Sleep tight Grandad.
- Louise
- Feb 24, 2019
- 3 min read
This week has to be one of the hardest weeks of my life. Sadly, on Wednesday 20th February, my Grandad was cruelly taken from us. The one person I had always thought of as immortal.
I guess we probably all think that way of our grandparents, of our parents and of those that we hold in our hearts. But I really did think he was immortal. He was my hero, the first man I ever loved. And now, he's gone.

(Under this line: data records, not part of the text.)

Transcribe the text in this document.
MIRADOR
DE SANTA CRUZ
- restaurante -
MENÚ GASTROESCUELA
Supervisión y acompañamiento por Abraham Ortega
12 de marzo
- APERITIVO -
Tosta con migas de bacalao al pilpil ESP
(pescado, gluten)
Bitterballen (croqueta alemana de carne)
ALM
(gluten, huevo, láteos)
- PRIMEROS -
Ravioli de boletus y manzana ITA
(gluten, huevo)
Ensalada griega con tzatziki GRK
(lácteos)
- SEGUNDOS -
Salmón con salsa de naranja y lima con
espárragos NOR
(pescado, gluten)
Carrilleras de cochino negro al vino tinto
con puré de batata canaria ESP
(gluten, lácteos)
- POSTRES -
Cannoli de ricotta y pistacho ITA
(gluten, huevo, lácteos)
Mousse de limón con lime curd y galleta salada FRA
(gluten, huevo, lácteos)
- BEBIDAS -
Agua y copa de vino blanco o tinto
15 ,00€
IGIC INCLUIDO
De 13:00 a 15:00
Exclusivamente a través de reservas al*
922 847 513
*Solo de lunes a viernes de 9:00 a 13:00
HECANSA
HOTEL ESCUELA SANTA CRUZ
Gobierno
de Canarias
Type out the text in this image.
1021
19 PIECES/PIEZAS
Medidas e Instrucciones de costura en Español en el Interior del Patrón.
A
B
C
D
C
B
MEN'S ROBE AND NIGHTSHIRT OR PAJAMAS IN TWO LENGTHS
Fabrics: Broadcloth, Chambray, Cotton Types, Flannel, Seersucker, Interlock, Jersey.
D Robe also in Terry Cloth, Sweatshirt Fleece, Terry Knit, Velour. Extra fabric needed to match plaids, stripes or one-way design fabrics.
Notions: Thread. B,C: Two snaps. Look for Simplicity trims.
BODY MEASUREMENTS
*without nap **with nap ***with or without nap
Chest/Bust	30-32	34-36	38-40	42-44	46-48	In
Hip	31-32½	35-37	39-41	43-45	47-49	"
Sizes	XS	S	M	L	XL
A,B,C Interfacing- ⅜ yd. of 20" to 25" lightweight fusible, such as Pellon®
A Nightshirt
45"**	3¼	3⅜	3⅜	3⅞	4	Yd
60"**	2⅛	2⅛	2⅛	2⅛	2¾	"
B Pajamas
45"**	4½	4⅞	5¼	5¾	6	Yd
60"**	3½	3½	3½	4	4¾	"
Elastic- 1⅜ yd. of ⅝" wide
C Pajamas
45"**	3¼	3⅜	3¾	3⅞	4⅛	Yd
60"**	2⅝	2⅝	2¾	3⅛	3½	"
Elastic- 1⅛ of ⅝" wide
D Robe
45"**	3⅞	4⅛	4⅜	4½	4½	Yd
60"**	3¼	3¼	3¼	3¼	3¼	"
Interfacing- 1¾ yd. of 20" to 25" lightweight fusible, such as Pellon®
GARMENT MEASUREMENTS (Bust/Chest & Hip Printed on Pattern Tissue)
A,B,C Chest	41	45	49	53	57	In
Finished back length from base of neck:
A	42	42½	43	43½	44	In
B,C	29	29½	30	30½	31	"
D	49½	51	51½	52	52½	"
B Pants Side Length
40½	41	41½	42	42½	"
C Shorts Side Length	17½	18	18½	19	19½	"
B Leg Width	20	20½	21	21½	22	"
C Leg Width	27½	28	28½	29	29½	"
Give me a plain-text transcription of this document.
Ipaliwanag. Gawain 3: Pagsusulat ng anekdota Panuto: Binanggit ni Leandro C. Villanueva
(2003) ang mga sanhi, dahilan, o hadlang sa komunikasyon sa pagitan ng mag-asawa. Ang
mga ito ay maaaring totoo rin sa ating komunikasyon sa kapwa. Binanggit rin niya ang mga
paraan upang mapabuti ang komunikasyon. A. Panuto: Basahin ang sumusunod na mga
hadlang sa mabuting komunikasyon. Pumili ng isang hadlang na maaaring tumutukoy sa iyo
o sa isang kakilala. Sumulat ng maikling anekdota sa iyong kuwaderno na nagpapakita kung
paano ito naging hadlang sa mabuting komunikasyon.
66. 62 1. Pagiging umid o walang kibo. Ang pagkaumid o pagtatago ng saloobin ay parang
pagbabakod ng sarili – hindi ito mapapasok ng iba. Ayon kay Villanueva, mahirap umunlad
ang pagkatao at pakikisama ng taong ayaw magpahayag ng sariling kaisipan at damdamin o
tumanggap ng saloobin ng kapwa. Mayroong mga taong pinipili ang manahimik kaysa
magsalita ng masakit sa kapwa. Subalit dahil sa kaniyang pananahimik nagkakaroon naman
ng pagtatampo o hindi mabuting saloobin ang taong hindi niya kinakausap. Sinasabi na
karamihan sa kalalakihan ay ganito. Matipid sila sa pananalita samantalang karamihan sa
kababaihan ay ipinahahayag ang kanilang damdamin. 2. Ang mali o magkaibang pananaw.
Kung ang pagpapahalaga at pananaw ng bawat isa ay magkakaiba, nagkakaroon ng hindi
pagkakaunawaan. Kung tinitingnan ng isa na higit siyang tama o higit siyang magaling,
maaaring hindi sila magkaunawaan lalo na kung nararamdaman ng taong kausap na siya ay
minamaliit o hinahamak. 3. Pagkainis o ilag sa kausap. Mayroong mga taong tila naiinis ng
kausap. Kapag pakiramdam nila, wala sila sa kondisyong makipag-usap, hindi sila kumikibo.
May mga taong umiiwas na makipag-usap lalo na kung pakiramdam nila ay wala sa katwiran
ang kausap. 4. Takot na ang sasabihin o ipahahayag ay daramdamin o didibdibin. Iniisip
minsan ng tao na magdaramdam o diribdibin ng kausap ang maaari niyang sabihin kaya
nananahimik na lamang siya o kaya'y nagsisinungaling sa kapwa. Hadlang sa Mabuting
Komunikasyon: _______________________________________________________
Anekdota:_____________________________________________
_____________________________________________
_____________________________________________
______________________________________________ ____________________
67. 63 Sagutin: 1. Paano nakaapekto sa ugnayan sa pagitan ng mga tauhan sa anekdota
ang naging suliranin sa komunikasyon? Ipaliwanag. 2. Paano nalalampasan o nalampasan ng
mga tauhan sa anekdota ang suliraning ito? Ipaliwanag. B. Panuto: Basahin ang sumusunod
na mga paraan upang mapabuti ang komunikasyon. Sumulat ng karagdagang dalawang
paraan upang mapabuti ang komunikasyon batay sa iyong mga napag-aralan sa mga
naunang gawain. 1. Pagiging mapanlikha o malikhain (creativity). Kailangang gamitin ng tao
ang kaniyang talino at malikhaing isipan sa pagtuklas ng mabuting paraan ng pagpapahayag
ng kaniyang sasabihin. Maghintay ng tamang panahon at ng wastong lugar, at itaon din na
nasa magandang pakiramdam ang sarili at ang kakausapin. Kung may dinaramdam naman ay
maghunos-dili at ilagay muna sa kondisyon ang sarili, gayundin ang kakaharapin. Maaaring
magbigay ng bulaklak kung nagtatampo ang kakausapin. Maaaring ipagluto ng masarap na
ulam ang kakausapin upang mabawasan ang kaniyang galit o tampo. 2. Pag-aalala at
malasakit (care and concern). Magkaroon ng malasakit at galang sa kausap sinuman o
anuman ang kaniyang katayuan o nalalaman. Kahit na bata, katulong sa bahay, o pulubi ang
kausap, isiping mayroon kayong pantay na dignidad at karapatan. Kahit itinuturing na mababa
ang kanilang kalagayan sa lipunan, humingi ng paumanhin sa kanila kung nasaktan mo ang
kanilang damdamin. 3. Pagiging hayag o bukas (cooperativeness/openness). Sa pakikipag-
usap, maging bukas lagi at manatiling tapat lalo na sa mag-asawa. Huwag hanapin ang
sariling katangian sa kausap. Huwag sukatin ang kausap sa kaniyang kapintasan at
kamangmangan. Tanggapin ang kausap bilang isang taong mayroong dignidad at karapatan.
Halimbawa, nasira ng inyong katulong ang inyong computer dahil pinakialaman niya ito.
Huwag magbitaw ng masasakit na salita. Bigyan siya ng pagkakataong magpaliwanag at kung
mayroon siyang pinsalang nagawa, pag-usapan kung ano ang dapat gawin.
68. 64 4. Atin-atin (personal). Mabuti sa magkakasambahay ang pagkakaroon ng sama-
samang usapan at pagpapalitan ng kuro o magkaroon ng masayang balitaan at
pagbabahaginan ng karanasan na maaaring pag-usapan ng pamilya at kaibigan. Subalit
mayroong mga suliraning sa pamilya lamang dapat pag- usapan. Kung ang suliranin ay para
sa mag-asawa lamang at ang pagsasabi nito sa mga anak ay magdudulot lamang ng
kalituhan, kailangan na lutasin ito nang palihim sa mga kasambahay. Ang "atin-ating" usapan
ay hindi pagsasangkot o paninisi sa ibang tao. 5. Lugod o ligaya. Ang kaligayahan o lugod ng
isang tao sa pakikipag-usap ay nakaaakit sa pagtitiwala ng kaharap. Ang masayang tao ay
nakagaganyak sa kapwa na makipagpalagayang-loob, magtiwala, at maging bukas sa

My Grandad had not been a well man for a number of years. In fact, for almost 13 years. He developed Sepsis following an infection in his foot. After spending a month in bed, before being admitted to hospital for 8 weeks, he signed himself out. His GP did not expect him to actually make it out of hospital. But he did. However, this was the start of a long journey of ill health and multitudes of medication, which ultimately led to his passing.
The late Allan Stubbs, was an electrician by trade. A man who loved motorbikes, cricket, football and to sing. He loved his family. He had to retire early in 1988 due to an accident where he fell off a ladder and crushed his foot. However, he never gave up his love of being a sparky. We all used to laugh when he got his tools out, even later on his life, he always wanted to have a go at a plug or a light switch (we still don't know which ones are safe!)
He was always off on his adventures. Out of the house at the crack of dawn, with his backpack in tow and he would return at some point later that day. He was always on the go, even after his mobility was restricted following the sepsis. He mobilised with two sticks but eventually became pretty much bed bound, having to rely on a wheelchair to get about.
He loved his National Express holidays, exploring the country with my Nana, his brother-in-law and late sister-in-law. He loved going places.
Grandad was a man who doted on family. We all have so many memories with him. Mine in particular, are of Saturday night sleepovers, watching bad TV and eating egg and chips with him, his big pans of broth (you've tasted nothing like it), trips to the local cricket club where he bought me sweets, trips to Blackpool, Christmas Eve carol singing with the local chapel. There are so many. I have these memories to hold on to.

Selina, however, does not have these memories. And this, this just kills me. I have to hold on to the fact, that he got to meet his youngest Great-Granddaughter. He got a Christmas with her and he got to see her smile. I will never forget her first Christmas and his last Christmas. While we were all sat at the table eating dinner, all he wanted to do was sit alone with her, cuddling her. It's as if he knew he didn't have much time left with her. I have to cherish that and I have to ensure that Selina knows all about her Great Grandad Allan.

The past few days have been horrendous. Seeing my Mum and Nana hurting so much. My Uncle, my dad, my sister, my nephew & neice. And Ryan. All broken from this loss. We all are. A massive piece of our hearts, was taken suddenly and we are all at a loss as to how to move forward. My eyes have cried enough tears to fill an ocean, even when I think they can't come any more - they do. But then I realise that, I need to be strong for everyone else. To hold their hands, to comfort them, to be the grocery bringer, a phone call maker, a shoulder. I need to be strong for Selina. She has helped me so much over the last few days and she doesn't even realise it.
Grandad was a larger than life character who everyone knew and loved. The kids in his street, his neighbours, old family and friends, all, can't fathom him being taken from us.

How do we move on from this? How do you grieve when you have a little person relying on you? How can I continue to find the strength to hold up my loved ones? How do you do it? I don't have any answers to these questions but I do know that I WILL do it. I'll do it for him.
Sleep tight Grandad Allan. You will never be forgotten.